Подозреваемая серьезно подумала.
— Да, знала. В детстве я изучала религию, и священника, преподававшего нам катехизис, звали Доминик Вольский. Но с тех пор больше ни одного Доминика не знала, на Домиников в моей биографии случился какой-то неурожай.
Однако хочу обратить ваше внимание на то, что этот священник был...
Сержант Забуй не выдержал. Не тащить же эту бабу за волосы в управление, да ещё без санкции прокурора! Радовала его только мысль, как с ней будет справляться Бежан.
Он нашел в себе силы поклониться и элегантно попрощаться.
* * *
У дома жертвы Бежан и Гурский встретили поджидавшего их сержанта Вильчинского, так и лучившегося самодовольством.

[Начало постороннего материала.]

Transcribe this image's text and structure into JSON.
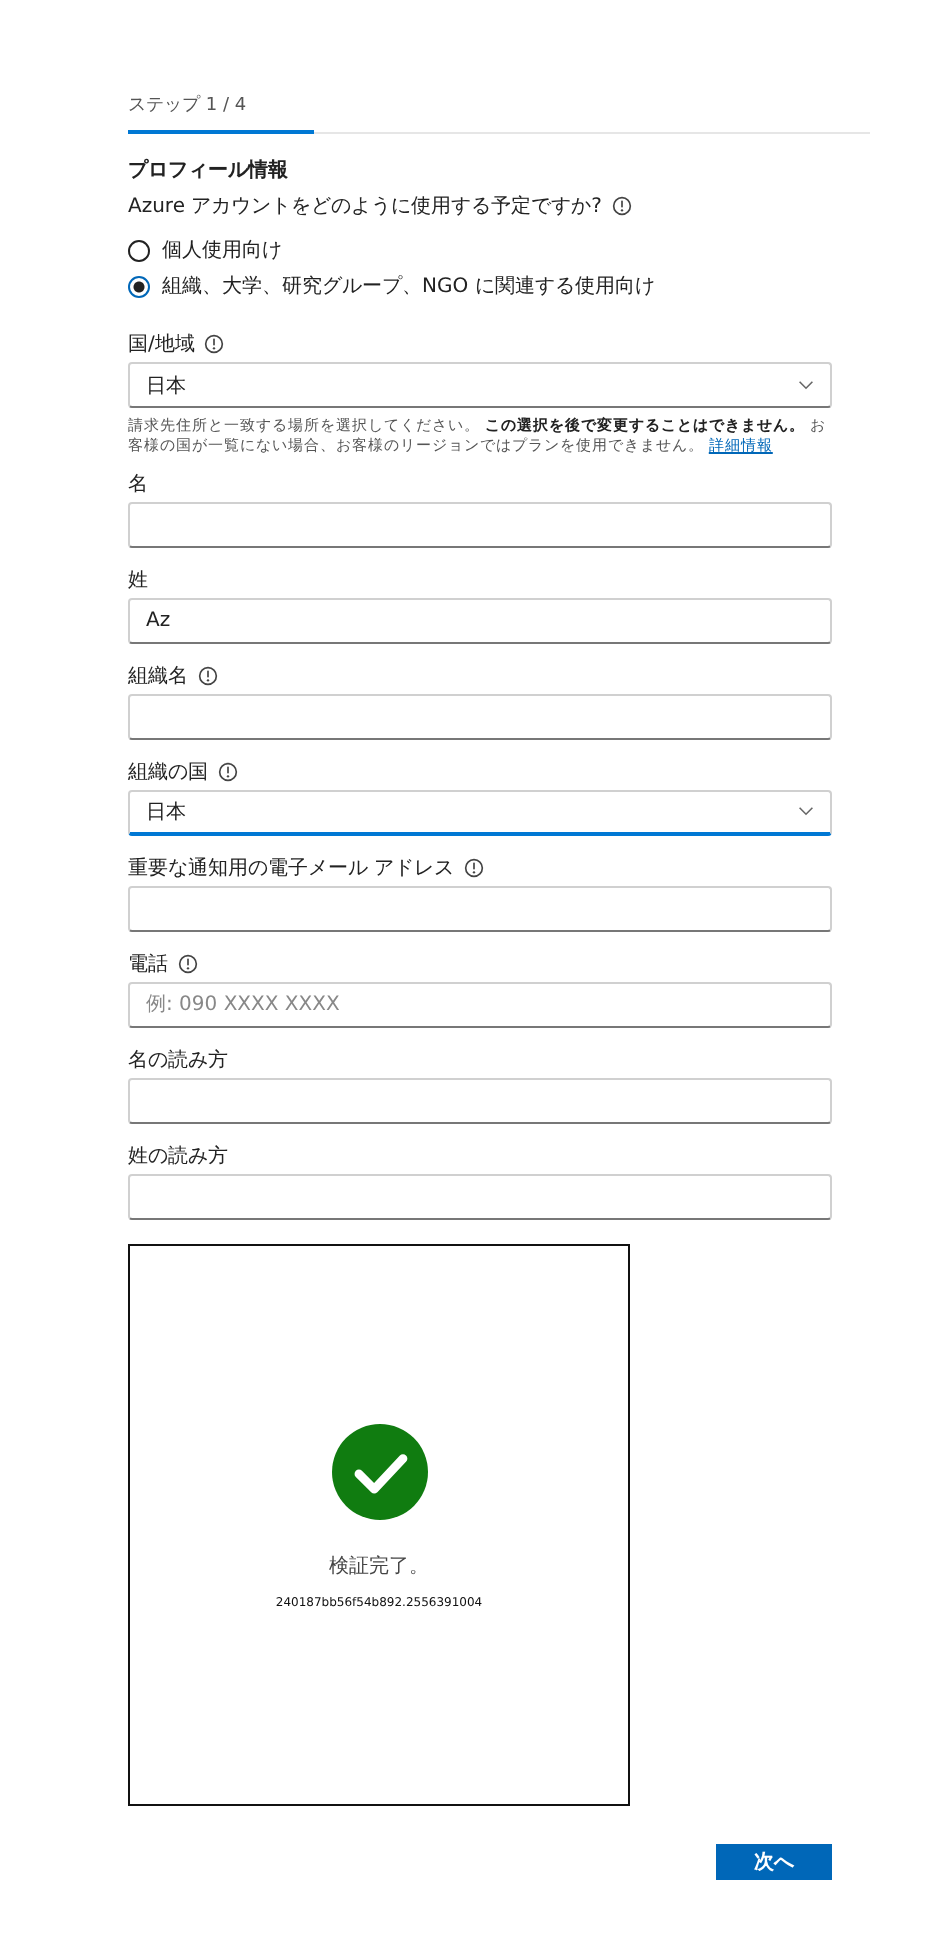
{
  "step_tab": {
    "label": "ステップ 1 / 4",
    "selected": true
  },
  "section_title": "プロフィール情報",
  "usage": {
    "question": "Azure アカウントをどのように使用する予定ですか?",
    "info": true,
    "options": [
      {
        "label": "個人使用向け",
        "selected": false
      },
      {
        "label": "組織、大学、研究グループ、NGO に関連する使用向け",
        "selected": true
      }
    ]
  },
  "fields": [
    {
      "kind": "select",
      "label": "国/地域",
      "info": true,
      "value": "日本",
      "focused": false,
      "help": "請求先住所と一致する場所を選択してください。 **この選択を後で変更することはできません。** お客様の国が一覧にない場合、お客様のリージョンではプランを使用できません。",
      "help_link": "詳細情報"
    },
    {
      "kind": "text",
      "label": "名",
      "info": false,
      "focused": false
    },
    {
      "kind": "text",
      "label": "姓",
      "info": false,
      "value": "Az",
      "focused": false
    },
    {
      "kind": "text",
      "label": "組織名",
      "info": true,
      "focused": false
    },
    {
      "kind": "select",
      "label": "組織の国",
      "info": true,
      "value": "日本",
      "focused": true
    },
    {
      "kind": "text",
      "label": "重要な通知用の電子メール アドレス",
      "info": true,
      "focused": false
    },
    {
      "kind": "text",
      "label": "電話",
      "info": true,
      "placeholder": "例: 090 XXXX XXXX",
      "focused": false
    },
    {
      "kind": "text",
      "label": "名の読み方",
      "info": false,
      "focused": false
    },
    {
      "kind": "text",
      "label": "姓の読み方",
      "info": false,
      "focused": false
    }
  ],
  "verification": {
    "status": "検証完了。",
    "code": "240187bb56f54b892.2556391004"
  },
  "next_button": "次へ"
}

— Я тут порасспрашивал людей, — отрапортовал сержант, садясь в машину. — День этот все помнят, тогда неподалеку у Голембяка сено на шоссе вывалилось. Большого движения здесь никогда не бывает, а местные жители машины все знают, так что чужая сразу бросается в глаза. И совсем чужих машин болталось в округе три, а одну дорожная полиция даже остановила в Вечфне Костельной.
— Интересно, какого черта дорожная полиция делала в Вечфне Костельной? — подозрительно спросил Бежан.
— Караулили молодого Пронжека. Им сообщили из Млавы...
— Что ещё за молодой Пронжек?
— Да один поганец, племянник прокурора, берет чужие машины, как свои. Покатается и бросает, а ворам только того и надо. Он это по пьянке вытворяет.
— В Вечфне Костельной? — недоверчиво спросил Роберт.
— Ага, у него там малина, ну, то есть эта, как её, дача. Он туда разных профурсеток возит, а как его поймают, так без разговоров пару сотен отстегивает. И так каждый раз.
— И что?
— И ничего. Едет дальше.
— И машину у него не отбирают? И даже протокол не составляют?
Сержант посмотрел на Гурского с глубочайшей жалостью и пожал плечами:
— Уже после девятого раза бросили — чего из себя дураков-то строить. Бумаги жалко. А так как дядя на молодого Пронжека обычно собак спускает, то сопляк предпочитает заплатить, чтобы не донесли...
— С ума можно сойти...
— Ладно, хватит болтать, — прервал его Бежан. — Так кого там остановила дорожная полиция?